Sorinex Outfits New Valdosta High Weight Rooms
Derrick Davis, Valdosta Daily Times
VALDOSTA — The Wildcats have yet to move into the new Valdosta High School, but the football team is already looking forward to tearing up the new weight rooms.
Finishing touches are nearly all that remain in completing the new Valdosta High weight rooms, and it will be open to the public Saturday when the school holds its open house and ribbon cutting ceremony.
When searching for the perfect company to outfit the two weight rooms, head football coach Alan Rodemaker wanted something that would last as long as the new school will. Sorinex Exercise Equipment quickly became the obvious choice.
“They were highly recommended by a lot of college guys,” Rodemaker said Tuesday. “This past week, I think they put in the Texans weight room.
“So NFL teams, college teams all over the place. They’ve just got the best name in the business.”
Among its professional clients, Sorinex has outfitted weight rooms for the New England Patriots, Houston Texans, Jacksonville Jaguars, Oakland Raiders and Atlanta Falcons. Texas, Miami, Auburn, Stanford and South Carolina have also turned to Sorinex in the college ranks.
One of the biggest selling points for Rodemaker was one piece of equipment in particular — Sorinex’s Frankenhyper.
“Really the reason I found them as a company, they have a machine called the ‘Frankenhyper,’” Rodemaker said. “So it’s a glute-ab hyper-extension and it just works your posterior chain.”
Other companies have tried to reproduce the machine, but Rodemaker believes Sorinex still has the best machine in the business for working the posterior chain, a muscle group crucial in generating power and speed from the lower body.
Two weight rooms stocked with 12 racks each will also give Valdosta football players plenty of space for the more dynamic workouts it’s shifted towards.
“A lot of things we’re doing now are more high speed, more aerobic, faster pace, because the game of football is faster pace,” Rodemaker said.
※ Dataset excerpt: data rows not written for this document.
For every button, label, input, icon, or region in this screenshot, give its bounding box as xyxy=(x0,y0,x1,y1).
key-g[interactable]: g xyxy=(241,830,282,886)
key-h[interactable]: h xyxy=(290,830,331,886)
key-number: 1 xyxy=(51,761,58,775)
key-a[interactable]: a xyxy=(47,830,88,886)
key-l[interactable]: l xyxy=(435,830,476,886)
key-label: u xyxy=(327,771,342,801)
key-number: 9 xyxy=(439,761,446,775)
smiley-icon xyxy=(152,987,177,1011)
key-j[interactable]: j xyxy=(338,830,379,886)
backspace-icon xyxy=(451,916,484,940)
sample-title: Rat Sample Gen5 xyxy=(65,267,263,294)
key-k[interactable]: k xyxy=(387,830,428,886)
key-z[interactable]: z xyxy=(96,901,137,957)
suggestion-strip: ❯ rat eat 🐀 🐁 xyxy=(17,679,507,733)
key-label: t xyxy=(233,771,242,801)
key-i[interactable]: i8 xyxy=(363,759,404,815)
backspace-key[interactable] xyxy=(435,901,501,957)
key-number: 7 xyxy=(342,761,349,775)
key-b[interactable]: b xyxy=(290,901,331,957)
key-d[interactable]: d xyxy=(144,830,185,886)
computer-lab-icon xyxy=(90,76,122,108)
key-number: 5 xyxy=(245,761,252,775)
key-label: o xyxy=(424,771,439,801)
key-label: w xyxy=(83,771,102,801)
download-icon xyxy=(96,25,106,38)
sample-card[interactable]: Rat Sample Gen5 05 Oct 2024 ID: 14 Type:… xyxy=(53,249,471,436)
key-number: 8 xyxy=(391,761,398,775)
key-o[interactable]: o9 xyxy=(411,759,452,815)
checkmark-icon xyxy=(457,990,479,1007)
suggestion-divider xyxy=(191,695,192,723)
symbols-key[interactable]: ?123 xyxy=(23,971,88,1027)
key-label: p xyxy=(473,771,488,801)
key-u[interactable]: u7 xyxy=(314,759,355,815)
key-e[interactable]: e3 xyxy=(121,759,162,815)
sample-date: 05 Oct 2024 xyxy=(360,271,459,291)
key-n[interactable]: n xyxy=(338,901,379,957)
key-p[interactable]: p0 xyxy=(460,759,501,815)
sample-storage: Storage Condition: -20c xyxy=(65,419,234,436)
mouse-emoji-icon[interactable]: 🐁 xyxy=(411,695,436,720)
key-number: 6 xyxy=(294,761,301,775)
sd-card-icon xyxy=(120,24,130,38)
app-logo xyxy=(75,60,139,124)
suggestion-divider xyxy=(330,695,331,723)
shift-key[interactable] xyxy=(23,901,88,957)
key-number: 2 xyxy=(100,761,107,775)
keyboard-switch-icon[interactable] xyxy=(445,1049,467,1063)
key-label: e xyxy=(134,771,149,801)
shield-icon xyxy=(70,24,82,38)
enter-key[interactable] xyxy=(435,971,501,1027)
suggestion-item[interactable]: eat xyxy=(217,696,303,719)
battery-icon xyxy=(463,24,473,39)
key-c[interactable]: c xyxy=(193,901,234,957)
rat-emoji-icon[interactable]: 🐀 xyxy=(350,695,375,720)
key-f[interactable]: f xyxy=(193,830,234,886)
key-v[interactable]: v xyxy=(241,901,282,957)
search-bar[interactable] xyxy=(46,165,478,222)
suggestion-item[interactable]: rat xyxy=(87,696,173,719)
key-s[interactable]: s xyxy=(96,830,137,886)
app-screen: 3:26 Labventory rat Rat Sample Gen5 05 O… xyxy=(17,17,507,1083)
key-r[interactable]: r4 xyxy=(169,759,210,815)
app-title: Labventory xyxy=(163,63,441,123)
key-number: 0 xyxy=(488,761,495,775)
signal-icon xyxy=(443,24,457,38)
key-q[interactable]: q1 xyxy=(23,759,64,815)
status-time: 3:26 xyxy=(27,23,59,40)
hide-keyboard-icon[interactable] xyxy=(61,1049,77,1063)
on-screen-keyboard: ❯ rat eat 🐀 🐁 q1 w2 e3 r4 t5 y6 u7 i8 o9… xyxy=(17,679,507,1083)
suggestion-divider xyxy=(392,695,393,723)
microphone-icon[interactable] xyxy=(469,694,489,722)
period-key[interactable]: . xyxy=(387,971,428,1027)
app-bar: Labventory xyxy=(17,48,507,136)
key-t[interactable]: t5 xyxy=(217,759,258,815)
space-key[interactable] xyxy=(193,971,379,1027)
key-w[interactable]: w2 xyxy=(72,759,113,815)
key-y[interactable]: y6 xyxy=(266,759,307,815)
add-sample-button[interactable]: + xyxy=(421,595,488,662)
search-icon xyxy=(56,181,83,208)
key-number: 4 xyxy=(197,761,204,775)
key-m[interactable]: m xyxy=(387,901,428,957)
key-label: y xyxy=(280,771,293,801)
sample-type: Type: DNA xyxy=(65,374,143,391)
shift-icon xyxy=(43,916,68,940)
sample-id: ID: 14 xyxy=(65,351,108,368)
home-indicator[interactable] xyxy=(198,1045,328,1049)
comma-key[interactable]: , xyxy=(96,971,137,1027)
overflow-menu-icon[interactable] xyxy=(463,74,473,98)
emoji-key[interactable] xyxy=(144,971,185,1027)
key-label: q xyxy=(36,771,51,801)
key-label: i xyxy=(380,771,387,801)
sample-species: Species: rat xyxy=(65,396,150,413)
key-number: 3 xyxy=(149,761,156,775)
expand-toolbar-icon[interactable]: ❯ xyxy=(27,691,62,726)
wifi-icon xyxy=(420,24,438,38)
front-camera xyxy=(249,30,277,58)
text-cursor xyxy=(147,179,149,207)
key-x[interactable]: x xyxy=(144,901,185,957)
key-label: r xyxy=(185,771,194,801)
Instead of rotating through a single lift, the Wildcats utilize circuits in which they’ll perform a core lift, a movement, an auxiliary lift and an ab workout.
One example Rodemaker provided had players cycling through squats, a dot drill, a straight-leg dead lift and scissor kicks before returning to squats.
“It used to be when we’d do one lift, we’d rotate three men through and then they’d go to another lift,” Rodemaker said. “Now, we’re doing four lifts every time.”
Striving to be on the cutting edge of weightlifting programs is nothing new for Valdosta though, dating back to Valdosta Hall of Fame member Bob Bolton’s contributions.
Bolton coached at Valdosta for 31 years, spending much of that time as the team’s wide receiver coach, but his greatest contributions came in the weight room where he revolutionized the weightlifting program forever.
The Wildcats were one of the first programs to begin lifting weights daily and holding morning workouts.
“We didn’t even have weight rooms in my high school until like ’83-83,” Rodemaker said. “(Valdosta) was doing it in the ‘70s.”
It won’t be just the football team taking advantage of the upgraded facilities at the new Valdosta High. This past year, the Wildcats implemented a rule requiring varsity athletes in every sport to take a weightlifting class.
There will be 14 weight classes at the new school over seven periods each day.
Half of the equipment in Valdosta High’s current weight room will go directly to Valdosta Middle School, and the rest will be sold in an attempt to recoup some of the money spent on the project.